# Lesson 16

Writing Equations for Lines

### Lesson Narrative

The previous lesson introduces the idea of slope for a line. In this lesson, the slope is used to write a relationship satisfied by any point on a line. The key idea is to introduce a general or variable point on a line, that is a point with coordinates \((x,y)\). These variables \(x\) and \(y\) can take any values as long as those values represent a point on the line. Because *all* slope triangles lead to the same value of slope, this general point can be used to write a relationship satisfied by all points on the line.

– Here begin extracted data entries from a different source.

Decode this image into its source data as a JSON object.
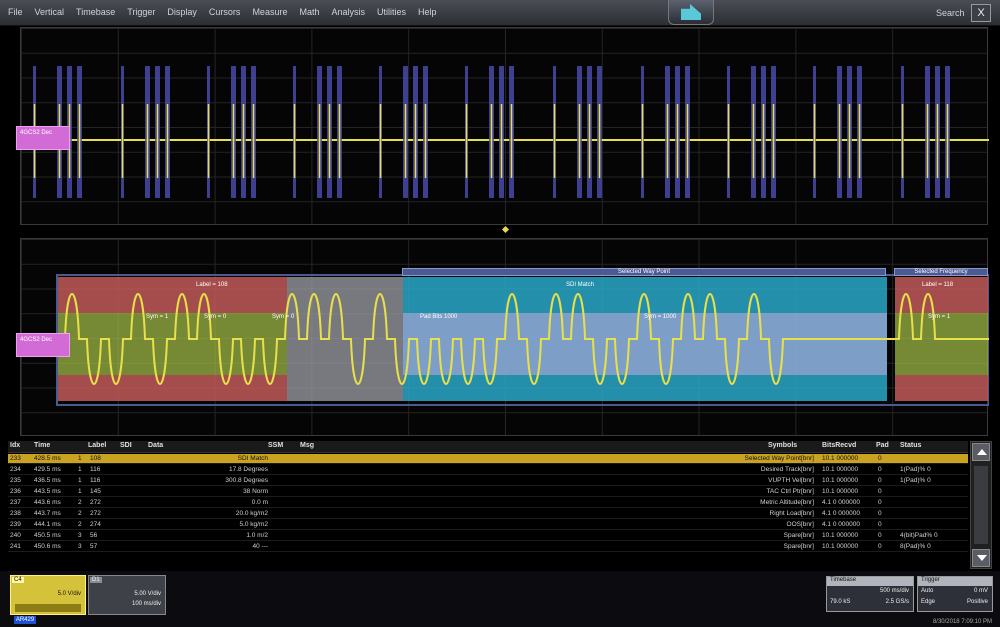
{
  "menu": {
    "items": [
      "File",
      "Vertical",
      "Timebase",
      "Trigger",
      "Display",
      "Cursors",
      "Measure",
      "Math",
      "Analysis",
      "Utilities",
      "Help"
    ],
    "search_label": "Search",
    "close_label": "X"
  },
  "colors": {
    "trace": "#e8e04a",
    "decode_bits": "#4a4aa8",
    "red_band": "#c25a5a",
    "green_band": "#a6c24a",
    "cyan_band": "#2aa8c8",
    "selected_row": "#c9a21f",
    "channel_label": "#d36bd6"
  },
  "waveform_top": {
    "channel_label": "4GCS2 Dec",
    "channel_sub": "Dec"
  },
  "waveform_bottom": {
    "channel_label": "4GCS2 Dec",
    "channel_sub": "Dec",
    "header_left": "Selected Way Point",
    "header_right": "Selected Frequency",
    "box_red_label": "Label = 108",
    "box_cyan_label": "SDI Match",
    "box_right_label": "Label = 118",
    "inner_labels": [
      "Sym = 1",
      "Sym = 0",
      "Sym = 0",
      "Pad Bits 1000",
      "Sym = 1000",
      "Sym = 1"
    ]
  },
  "table": {
    "headers": [
      "Idx",
      "Time",
      "Label",
      "SDI",
      "Data",
      "SSM",
      "Msg",
      "Symbols",
      "BitsRecvd",
      "Pad",
      "Status"
    ],
    "rows": [
      {
        "idx": "233",
        "time": "428.5 ms",
        "ch": "1",
        "label": "108",
        "data": "SDI Match",
        "msg": "Selected Way Point",
        "symbols": "Selected Way Point[bnr]",
        "bitsrecvd": "10.1 000000",
        "pad": "0",
        "status": "",
        "selected": true
      },
      {
        "idx": "234",
        "time": "429.5 ms",
        "ch": "1",
        "label": "116",
        "data": "17.8 Degrees",
        "msg": "",
        "symbols": "Desired Track[bnr]",
        "bitsrecvd": "10.1 000000",
        "pad": "0",
        "status": "1(Pad)% 0"
      },
      {
        "idx": "235",
        "time": "436.5 ms",
        "ch": "1",
        "label": "116",
        "data": "300.8 Degrees",
        "msg": "",
        "symbols": "VUPTH Vel[bnr]",
        "bitsrecvd": "10.1 000000",
        "pad": "0",
        "status": "1(Pad)% 0"
      },
      {
        "idx": "236",
        "time": "443.5 ms",
        "ch": "1",
        "label": "145",
        "data": "38 Norm",
        "msg": "",
        "symbols": "TAC Ctrl Ptr[bnr]",
        "bitsrecvd": "10.1 000000",
        "pad": "0",
        "status": ""
      },
      {
        "idx": "237",
        "time": "443.6 ms",
        "ch": "2",
        "label": "272",
        "data": "0.0 m",
        "msg": "",
        "symbols": "Metric Altitude[bnr]",
        "bitsrecvd": "4.1 0 000000",
        "pad": "0",
        "status": ""
      },
      {
        "idx": "238",
        "time": "443.7 ms",
        "ch": "2",
        "label": "272",
        "data": "20.0 kg/m2",
        "msg": "",
        "symbols": "Right Load[bnr]",
        "bitsrecvd": "4.1 0 000000",
        "pad": "0",
        "status": ""
      },
      {
        "idx": "239",
        "time": "444.1 ms",
        "ch": "2",
        "label": "274",
        "data": "5.0 kg/m2",
        "msg": "",
        "symbols": "OOS[bnr]",
        "bitsrecvd": "4.1 0 000000",
        "pad": "0",
        "status": ""
      },
      {
        "idx": "240",
        "time": "450.5 ms",
        "ch": "3",
        "label": "56",
        "data": "1.0 m/2",
        "msg": "",
        "symbols": "Spare[bnr]",
        "bitsrecvd": "10.1 000000",
        "pad": "0",
        "status": "4(bit)Pad% 0"
      },
      {
        "idx": "241",
        "time": "450.6 ms",
        "ch": "3",
        "label": "57",
        "data": "40 ---",
        "msg": "",
        "symbols": "Spare[bnr]",
        "bitsrecvd": "10.1 000000",
        "pad": "0",
        "status": "8(Pad)% 0"
      }
    ]
  },
  "bottom": {
    "channel_tag": "C4",
    "channel_value": "5.0 V/div",
    "decode_tag": "D1",
    "decode_line1": "5.00 V/div",
    "decode_line2": "100 ms/div",
    "badge": "AR429",
    "timebase_header": "Timebase",
    "timebase_value": "500 ms/div",
    "timebase_rate": "79.0 kS",
    "timebase_samples": "2.5 GS/s",
    "trigger_header": "Trigger",
    "trigger_mode": "Auto",
    "trigger_level": "0 mV",
    "trigger_type": "Edge",
    "trigger_slope": "Positive",
    "timestamp": "8/30/2018 7:09:10 PM"
  }
}
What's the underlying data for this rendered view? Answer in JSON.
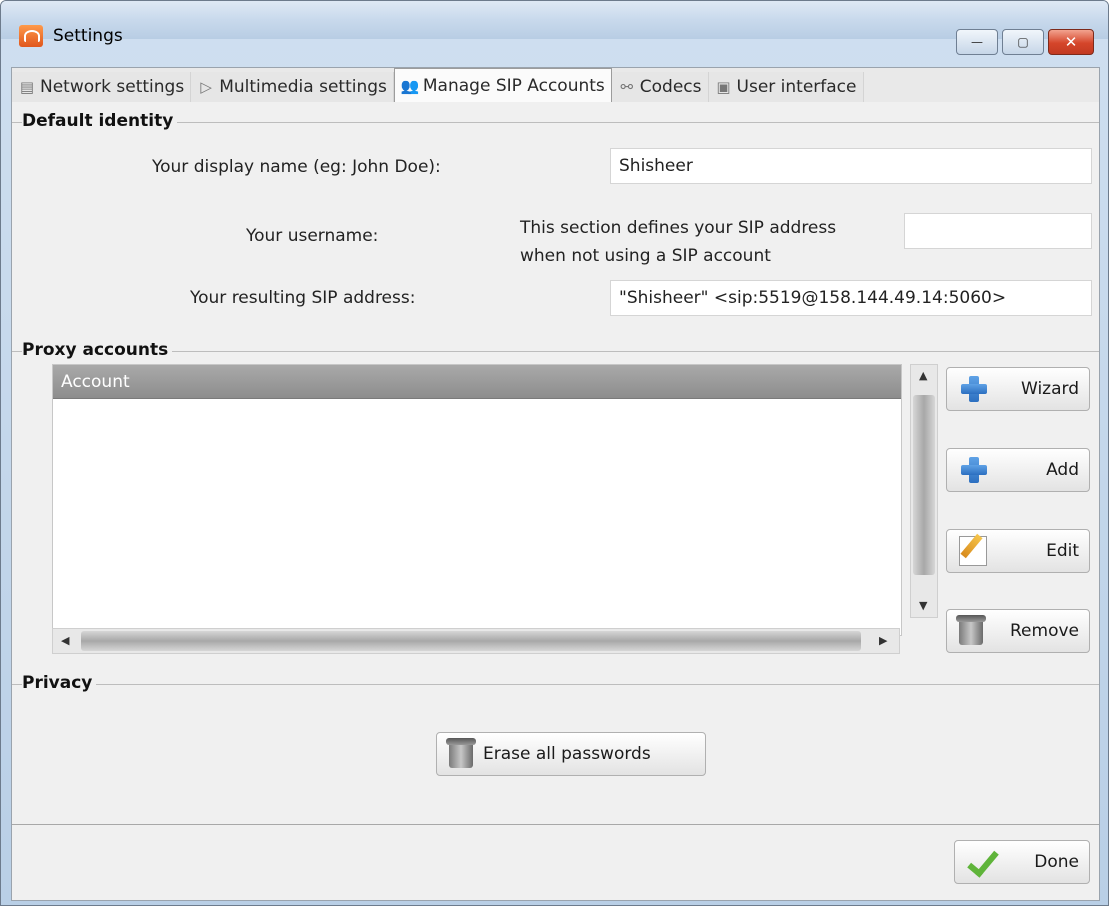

In this example, the slope of the line is \(\frac{1}{3}\) since the points \((1,1)\) and \((4,2)\) are on the line. The slope triangle in the picture has vertical length \(y-1\) and horizontal length \(x-1\) so this gives the equation \(\displaystyle \frac{y-1}{x-1} = \frac{1}{3}\) satisfied by *any* point on the line (other than \((1,1)\)). This concise way of expressing which points lie on a line will be developed further in future units.

### Learning Goals

Teacher Facing

- Create an equation relating the quotient of the vertical and horizontal side lengths of a slope triangle to the slope of a line.
- Justify (orally) whether a point is on a line by finding quotients of horizontal and vertical distances.

### Student Facing

Let’s explore the relationship between points on a line and the slope of the line.

### Learning Targets

### Student Facing

- I can decide whether a point is on a line by finding quotients of horizontal and vertical distances.